Illustration montrant Peter McLoed, à droite. Métis, il milita en faveur de la création d’une réserve amérindienne au Lac-Saint-Jean. Cette scène le représente avec des chefs amérindiens de la région en train de présenter une pétition au gouvernement du Canada afin qu’il protège la nation Montagnaise.
Source: Tableau de Théophile Hamel peint en 1848 intitulé Trois chefs montagnais et Peter MacLeod. Annales d’histoire de l’art canadien 21(1-2) : 40-61

L’un dans l’autre, le résultat final sera que d’une part la colonisation de la région était maintenant irréversible, et d’autre part, l’exploitation de la forêt pouvait se faire à très grande échelle.

Ici, je me dois de peser sur le bouton pause de cette chronique quelques secondes. Autant William Price que Peter McLoed sont des monstres de notre histoire régionale. Ces deux personnages, plus grands que nature, sont d’une complexité sans nom à décrire en détail, autant par leurs personnalités, carrières, actions, influences, relations, et j’en passe. Parlant d’exploitation forestière, on a sans doute coupé des forêts entières seulement pour imprimer les divers livres qui tentent de faire le tour de la question. Ce n’est pas cette chronique qui, en quelques lignes, va prétendre tirer une conclusion à tout cela. Encore aujourd’hui, ce seul sujet provoque des passions de tous les côtés, quitte à déchirer sa chemise. Je vous réfère donc à ces ouvrages de référence pour vous faire votre propre tête, et si vous êtes du type sanguin, déchirer votre chemise pour le camp de votre choix. D’ici là, nous allons continuer cette chronique bien calmement…

Contrer l’exode des Canadiens français

Pour ajouter à la pression en vue d’une colonisation de masse, le gouvernement du Québec a un autre impératif.
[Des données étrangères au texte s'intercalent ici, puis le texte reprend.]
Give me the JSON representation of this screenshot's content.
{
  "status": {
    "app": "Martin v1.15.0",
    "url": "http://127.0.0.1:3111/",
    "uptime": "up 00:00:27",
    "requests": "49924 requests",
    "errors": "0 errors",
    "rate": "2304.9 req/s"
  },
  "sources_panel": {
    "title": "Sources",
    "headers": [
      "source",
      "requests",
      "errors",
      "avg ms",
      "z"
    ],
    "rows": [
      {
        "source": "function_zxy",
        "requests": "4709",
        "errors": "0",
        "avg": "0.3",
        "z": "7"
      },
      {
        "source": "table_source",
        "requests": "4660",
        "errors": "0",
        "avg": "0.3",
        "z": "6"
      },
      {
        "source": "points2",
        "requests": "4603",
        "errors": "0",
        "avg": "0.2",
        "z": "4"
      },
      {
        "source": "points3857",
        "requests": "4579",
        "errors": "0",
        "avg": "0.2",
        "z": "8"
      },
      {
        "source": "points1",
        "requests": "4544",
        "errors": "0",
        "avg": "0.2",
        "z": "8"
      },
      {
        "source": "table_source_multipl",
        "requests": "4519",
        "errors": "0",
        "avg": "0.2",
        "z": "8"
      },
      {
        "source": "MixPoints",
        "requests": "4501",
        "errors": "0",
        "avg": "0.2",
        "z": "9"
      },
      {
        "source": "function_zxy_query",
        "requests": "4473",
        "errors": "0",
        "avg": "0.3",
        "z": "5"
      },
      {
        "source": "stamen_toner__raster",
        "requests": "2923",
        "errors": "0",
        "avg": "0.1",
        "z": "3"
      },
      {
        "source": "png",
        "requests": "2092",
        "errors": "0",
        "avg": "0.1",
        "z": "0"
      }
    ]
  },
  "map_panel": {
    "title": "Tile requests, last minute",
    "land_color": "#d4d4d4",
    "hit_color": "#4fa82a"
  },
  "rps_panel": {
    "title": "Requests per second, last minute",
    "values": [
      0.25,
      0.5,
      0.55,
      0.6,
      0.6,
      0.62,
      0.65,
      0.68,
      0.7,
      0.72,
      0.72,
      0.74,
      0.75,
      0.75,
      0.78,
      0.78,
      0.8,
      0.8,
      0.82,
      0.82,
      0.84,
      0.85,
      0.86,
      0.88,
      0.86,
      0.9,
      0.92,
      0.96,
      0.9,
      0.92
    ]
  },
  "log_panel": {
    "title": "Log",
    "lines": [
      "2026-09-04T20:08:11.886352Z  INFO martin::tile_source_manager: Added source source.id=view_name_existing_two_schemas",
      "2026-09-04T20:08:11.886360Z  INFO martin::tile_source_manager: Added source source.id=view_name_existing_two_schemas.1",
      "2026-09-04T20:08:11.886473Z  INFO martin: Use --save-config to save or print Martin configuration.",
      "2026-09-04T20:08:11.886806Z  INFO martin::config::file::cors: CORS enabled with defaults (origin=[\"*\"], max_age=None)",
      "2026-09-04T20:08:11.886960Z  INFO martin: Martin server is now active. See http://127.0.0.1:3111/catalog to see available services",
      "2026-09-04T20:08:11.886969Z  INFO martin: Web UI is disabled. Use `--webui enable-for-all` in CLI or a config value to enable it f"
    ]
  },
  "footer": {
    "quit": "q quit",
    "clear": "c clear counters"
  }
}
Il faut contrer, et au plus vite, l’exode de milliers de compatriotes qui s’exilent aux États-Unis. Il faut des terres, et tous les rapports des arpenteurs disent la même chose: la terre promise, pour l’agriculture et la colonisation, est au Lac-Saint-Jean.
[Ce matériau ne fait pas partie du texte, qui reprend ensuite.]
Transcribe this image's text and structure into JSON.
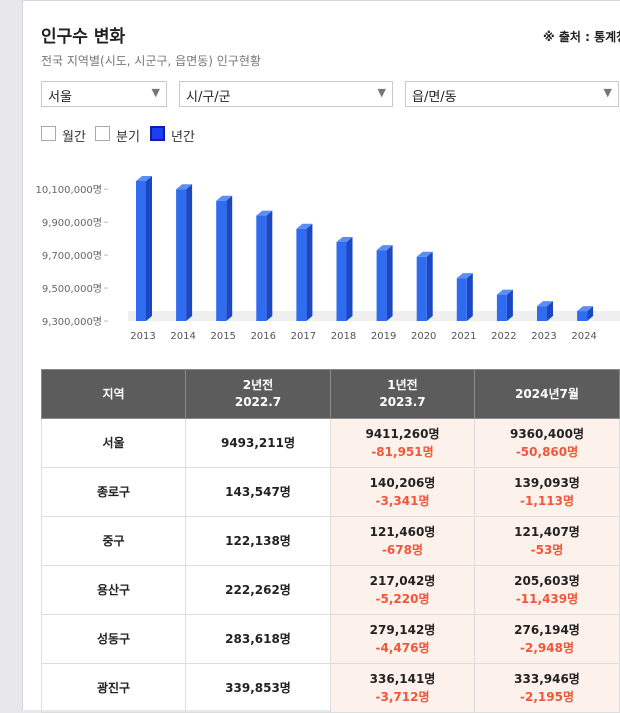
{
  "header": {
    "title": "인구수 변화",
    "source": "※ 출처 : 통계청",
    "subtitle": "전국 지역별(시도, 시군구, 읍면동) 인구현황"
  },
  "filters": {
    "sido": "서울",
    "sigungu": "시/구/군",
    "eupmyeondong": "읍/면/동"
  },
  "period_toggle": [
    {
      "label": "월간",
      "checked": false
    },
    {
      "label": "분기",
      "checked": false
    },
    {
      "label": "년간",
      "checked": true
    }
  ],
  "colors": {
    "bar_front": "#2f6cf0",
    "bar_side": "#1b47c4",
    "bar_top": "#5c8ff5",
    "decrease": "#f0573a",
    "highlight_bg": "#fdf1ec",
    "header_bg": "#5c5c5c"
  },
  "chart_data": {
    "type": "bar",
    "categories": [
      "2013",
      "2014",
      "2015",
      "2016",
      "2017",
      "2018",
      "2019",
      "2020",
      "2021",
      "2022",
      "2023",
      "2024"
    ],
    "values": [
      10150000,
      10100000,
      10030000,
      9940000,
      9860000,
      9780000,
      9730000,
      9690000,
      9560000,
      9460000,
      9390000,
      9360000
    ],
    "yticks": [
      "10,100,000명",
      "9,900,000명",
      "9,700,000명",
      "9,500,000명",
      "9,300,000명"
    ],
    "ylim": [
      9300000,
      10150000
    ]
  },
  "table": {
    "headers": [
      {
        "line1": "지역",
        "line2": ""
      },
      {
        "line1": "2년전",
        "line2": "2022.7"
      },
      {
        "line1": "1년전",
        "line2": "2023.7"
      },
      {
        "line1": "2024년7월",
        "line2": ""
      }
    ],
    "rows": [
      {
        "region": "서울",
        "two_years": "9493,211명",
        "one_year": "9411,260명",
        "one_year_diff": "-81,951명",
        "current": "9360,400명",
        "current_diff": "-50,860명"
      },
      {
        "region": "종로구",
        "two_years": "143,547명",
        "one_year": "140,206명",
        "one_year_diff": "-3,341명",
        "current": "139,093명",
        "current_diff": "-1,113명"
      },
      {
        "region": "중구",
        "two_years": "122,138명",
        "one_year": "121,460명",
        "one_year_diff": "-678명",
        "current": "121,407명",
        "current_diff": "-53명"
      },
      {
        "region": "용산구",
        "two_years": "222,262명",
        "one_year": "217,042명",
        "one_year_diff": "-5,220명",
        "current": "205,603명",
        "current_diff": "-11,439명"
      },
      {
        "region": "성동구",
        "two_years": "283,618명",
        "one_year": "279,142명",
        "one_year_diff": "-4,476명",
        "current": "276,194명",
        "current_diff": "-2,948명"
      },
      {
        "region": "광진구",
        "two_years": "339,853명",
        "one_year": "336,141명",
        "one_year_diff": "-3,712명",
        "current": "333,946명",
        "current_diff": "-2,195명"
      }
    ]
  }
}
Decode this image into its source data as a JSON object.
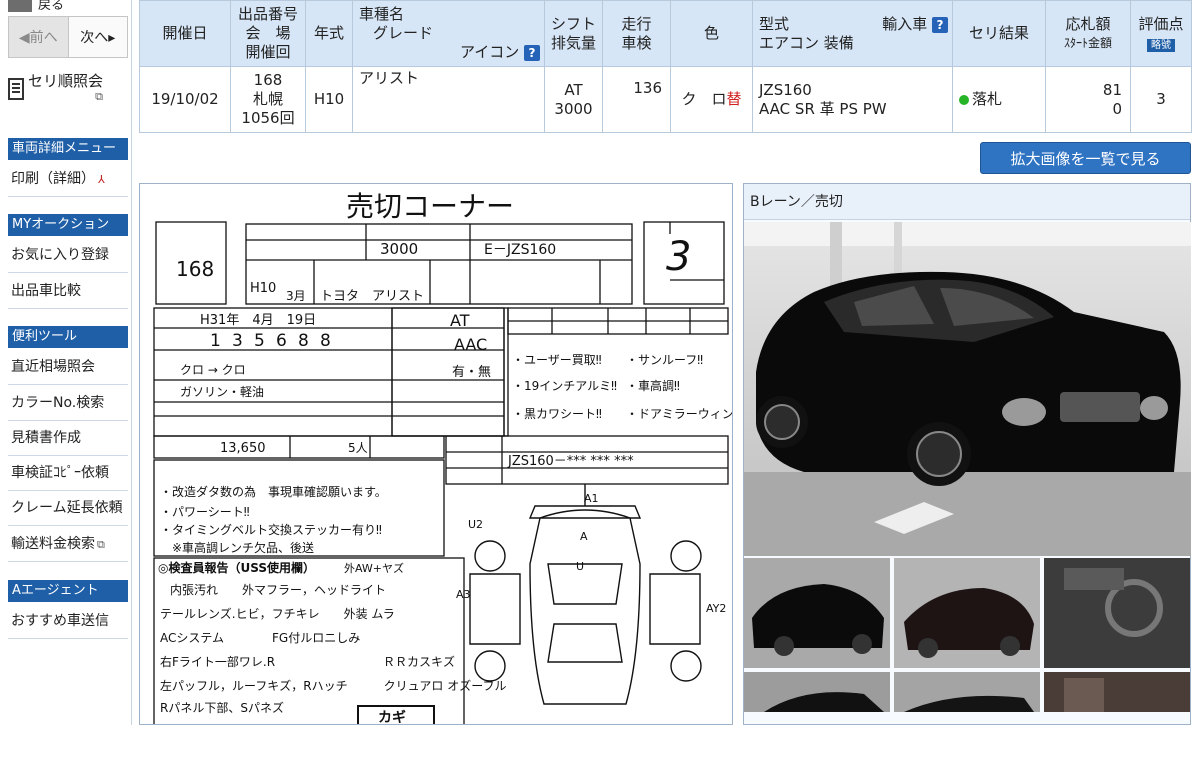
{
  "sidebar": {
    "back": "戻る",
    "prev": "◀前へ",
    "next": "次へ▸",
    "seri_label": "セリ順照会",
    "sections": [
      {
        "head": "車両詳細メニュー",
        "items": [
          "印刷（詳細）"
        ]
      },
      {
        "head": "MYオークション",
        "items": [
          "お気に入り登録",
          "出品車比較"
        ]
      },
      {
        "head": "便利ツール",
        "items": [
          "直近相場照会",
          "カラーNo.検索",
          "見積書作成",
          "車検証ｺﾋﾟｰ依頼",
          "クレーム延長依頼",
          "輸送料金検索"
        ]
      },
      {
        "head": "Aエージェント",
        "items": [
          "おすすめ車送信"
        ]
      }
    ]
  },
  "header": {
    "cols": {
      "date": "開催日",
      "lot_l1": "出品番号",
      "lot_l2": "会　場",
      "lot_l3": "開催回",
      "year": "年式",
      "name_l1": "車種名",
      "name_l2": "グレード",
      "name_l3": "アイコン",
      "shift_l1": "シフト",
      "shift_l2": "排気量",
      "mileage_l1": "走行",
      "mileage_l2": "車検",
      "color": "色",
      "type_l1": "型式",
      "type_import": "輸入車",
      "type_l2": "エアコン 装備",
      "result": "セリ結果",
      "bid_l1": "応札額",
      "bid_l2": "ｽﾀｰﾄ金額",
      "score": "評価点",
      "score_badge": "略號"
    },
    "row": {
      "date": "19/10/02",
      "lot": "168",
      "venue": "札幌",
      "session": "1056回",
      "year": "H10",
      "name": "アリスト",
      "shift": "AT",
      "displacement": "3000",
      "mileage": "136",
      "color": "ク　ロ",
      "color_mark": "替",
      "model": "JZS160",
      "equipment": "AAC SR 革 PS PW",
      "result": "落札",
      "bid_1": "81",
      "bid_2": "0",
      "score": "3"
    }
  },
  "enlarge_button": "拡大画像を一覧で見る",
  "sheet": {
    "title": "売切コーナー",
    "lot_no": "168",
    "score": "3",
    "displacement": "3000",
    "model_code": "E－JZS160",
    "year": "H10",
    "month": "3月",
    "maker_name": "トヨタ　アリスト",
    "inspect": "H31年　4月　19日",
    "odometer": [
      "1",
      "3",
      "5",
      "6",
      "8",
      "8"
    ],
    "shift": "AT",
    "aircon": "AAC",
    "ac_check": "有・無",
    "color_text": "クロ → クロ",
    "fuel": "ガソリン・軽油",
    "seats": "5人",
    "recycle": "13,650",
    "chassis": "JZS160－*** *** ***",
    "sales_points": [
      "・ユーザー買取‼",
      "・サンルーフ‼",
      "・19インチアルミ‼",
      "・車高調‼",
      "・黒カワシート‼",
      "・ドアミラーウィンカー"
    ],
    "notes": [
      "・改造ダタ数の為　事現車確認願います。",
      "・パワーシート‼",
      "・タイミングベルト交換ステッカー有り‼",
      "　※車高調レンチ欠品、後送"
    ],
    "inspector_title": "◎検査員報告（USS使用欄）",
    "inspector_sub": "外AW+ヤズ",
    "inspector_lines": [
      "内張汚れ　　外マフラー，ヘッドライト",
      "テールレンズ.ヒビ，フチキレ　　外装 ムラ",
      "ACシステム　　　　FG付ルロニしみ",
      "右Fライト一部ワレ.R　　　　　　　　　ＲＲカスキズ",
      "左パッフル，ルーフキズ，Rハッチ　　　クリュアロ オズーフル",
      "Rパネル下部、Sパネズ"
    ],
    "dents": [
      "A",
      "U",
      "U2",
      "A3",
      "A1",
      "AY2"
    ],
    "key_stamp": "カギ"
  },
  "photos": {
    "lane": "Bレーン／売切"
  }
}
Encore une fois, Price devra avaler la pilule et composer avec cette colonisation. Non sans s’être assuré avant tout plusieurs exclusivités dans le nord du Lac-Saint-Jean.

Tout cela est bien beau, mais dans la seconde moitié des années 1800, le nord du Lac-Saint-Jean, c’est loin. C’est même très très loin, considérant les techniques de l’époque.

Pas le choix, il faut des chantiers!

Un chantier, c’est quoi au juste?

Nous venons de faire un bien grand détour pour en arriver à nos chantiers du Lac-Saint-Jean. Il était toutefois nécessaire, car avant tout, un chantier forestier n’est qu’un des maillons d’une chaine d’exploitation beaucoup plus longue, qui part de notre bucheron, et se rend, par exemple, jusqu’en Angleterre dans d’autres chantiers, soit ceux de la construction navale.

Un camp forestier typique de l’époque.
Source : Archives de l’Ontario, Collection Charles MacNamara.

Pauvreté maudite

Le thème de la pauvreté est récurrent lorsque nous parlons de ces premières décennies de colonisation du Lac-Saint-Jean. À un tel point que par moments ça devient assommant de l’entendre, comme si nous devions nous sentir coupable de quelque chose. L’idée ici n’est pas de cet ordre. Ce que je veux faire ressortir, en lien avec l’histoire des chantiers forestiers, c’est que très souvent, les colons ne pouvaient simplement pas faire vivre leur famille avec leur terre. L’appétit des enfants ne cesse pas avec l’arrivée de la neige et du froid, pendant que la terre, elle, ne produit plus rien.

Pour une majorité, s’exiler loin de sa famille pour couper du bois ne se faisait pas par choix.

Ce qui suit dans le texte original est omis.